Dans cette émission, Marie RICHEUX aborde de courtes fictions d'une durée de 5 minutes se terminant sur une musique un rien envoûtante. Ces courtes fictions (700 au total sur 3 ans d'antenne) portent le doux nom de POLAROÏDS. Et là juste ce mot là, c'est un univers dans lequel mes oreilles et mon âme vagabonde gambadent au delà de mon imagination.

Alors vous pensez que lorsque qu'une auteure d'un recueil à jamais gravé dans ma tête m'a avisée (grand merci à elle), il y a quelques mois, de la sortie de ces Polaroïds sous forme d'un livre chez les éditions Sabine WESPIESER, je n'attendais qu'une chose... sa sortie. 

Mais qu'est ce que ce "Polaroïds" ? C'est tout d'abord une écriture. L'écriture fine d'un texte "polarisé", mis dans une lumière douce, un rayon lumineux fugace, "quelque chose qui passe et qui ne reviendra pas, mais que l'on a su fixer au bon moment dans une épreuve unique car sans matrice, sans négatif... (Georges DIDI HUBERMAN - en préface). C'est ensuite un livre que l'on picore, que l'on pose, que l'on regarde pour sa couverture polarisée elle aussi, que l'on embarque dans un voyage, que l'on effeuille ligne après ligne, mot après mot, tendrement, délicatement, doucement. Comme une jouissance de découvrir cette image décrite, mystérieuse, aimée. "Polaroïds" de Marie RICHEUX, c'est une balade, un vagabondage de mots sur une photographie, un instant présent à jamais polarisé.

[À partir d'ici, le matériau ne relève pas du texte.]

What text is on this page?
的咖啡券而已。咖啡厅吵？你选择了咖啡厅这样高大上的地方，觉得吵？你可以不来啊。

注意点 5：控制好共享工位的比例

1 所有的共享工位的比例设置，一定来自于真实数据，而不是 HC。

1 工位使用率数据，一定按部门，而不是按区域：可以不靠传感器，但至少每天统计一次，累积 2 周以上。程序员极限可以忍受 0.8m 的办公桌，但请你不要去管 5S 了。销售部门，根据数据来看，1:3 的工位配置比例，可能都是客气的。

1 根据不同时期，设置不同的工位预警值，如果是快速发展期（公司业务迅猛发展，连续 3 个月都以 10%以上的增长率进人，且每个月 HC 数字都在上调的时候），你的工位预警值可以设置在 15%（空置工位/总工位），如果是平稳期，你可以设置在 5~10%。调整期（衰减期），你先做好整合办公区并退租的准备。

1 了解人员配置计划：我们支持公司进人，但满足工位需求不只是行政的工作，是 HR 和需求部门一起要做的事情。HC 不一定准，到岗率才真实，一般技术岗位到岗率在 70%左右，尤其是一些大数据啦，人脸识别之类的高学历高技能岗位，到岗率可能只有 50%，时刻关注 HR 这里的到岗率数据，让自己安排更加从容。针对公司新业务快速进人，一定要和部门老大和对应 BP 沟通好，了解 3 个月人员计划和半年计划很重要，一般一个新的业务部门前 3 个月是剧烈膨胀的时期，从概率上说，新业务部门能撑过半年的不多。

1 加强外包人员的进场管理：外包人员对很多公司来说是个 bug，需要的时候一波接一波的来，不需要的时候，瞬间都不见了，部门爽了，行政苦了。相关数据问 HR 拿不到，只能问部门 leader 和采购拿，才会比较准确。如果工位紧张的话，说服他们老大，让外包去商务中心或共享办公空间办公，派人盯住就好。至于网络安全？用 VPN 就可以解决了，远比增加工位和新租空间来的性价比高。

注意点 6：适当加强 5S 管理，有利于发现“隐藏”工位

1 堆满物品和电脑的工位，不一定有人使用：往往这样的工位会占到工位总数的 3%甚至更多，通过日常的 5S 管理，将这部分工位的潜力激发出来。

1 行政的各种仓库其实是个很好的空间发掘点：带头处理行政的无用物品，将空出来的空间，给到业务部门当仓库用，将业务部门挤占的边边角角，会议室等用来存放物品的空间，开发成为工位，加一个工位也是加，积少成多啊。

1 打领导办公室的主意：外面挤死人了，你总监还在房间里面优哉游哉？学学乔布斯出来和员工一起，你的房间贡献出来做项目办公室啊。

Lire ces chroniques c'est partir loin, très loin, méditer, relâcher les tensions, entrer dans un univers où l'image vient caresser le mot, le mot vient caresser l'image (on ne sait plus trop d'ailleurs) où  ce dernier (ou dernière) s'empare de l'instant présent et l'enrobe d'une douceur, d'une tendresse, d'un ton, d'un son, d'un rythme, d'une couleur, d'une chaleur. Une image révélatrice d'un fugace moment qui entrent dans la tête, l'âme et n'en ressort pas. Le mot comme vecteur de cette lumière, de cette beauté, de cette irisation de l'oeil. C'est beau, c'est tendre, doux, sublimé, corrosif, questionneur, magnifique, délicat, sensible, poétique.

Lentement, comme un effeuillage, Marie RICHEUX nous amène à découvrir une scène, à partir à la rencontre de notre quotidien, de la banalisation, des non-dits, du minuscule petit-rien qui devient grand et magnifique, de la fissure qui devient cicatrice, de l'ombre qui devient la lumière. Poésies, caresses et émotions. 

 

Et pas la peine de crier... écoutez, lisez et aimez  et rendez vous sur France Culture ou sur  le blog de Marie RICHEUX.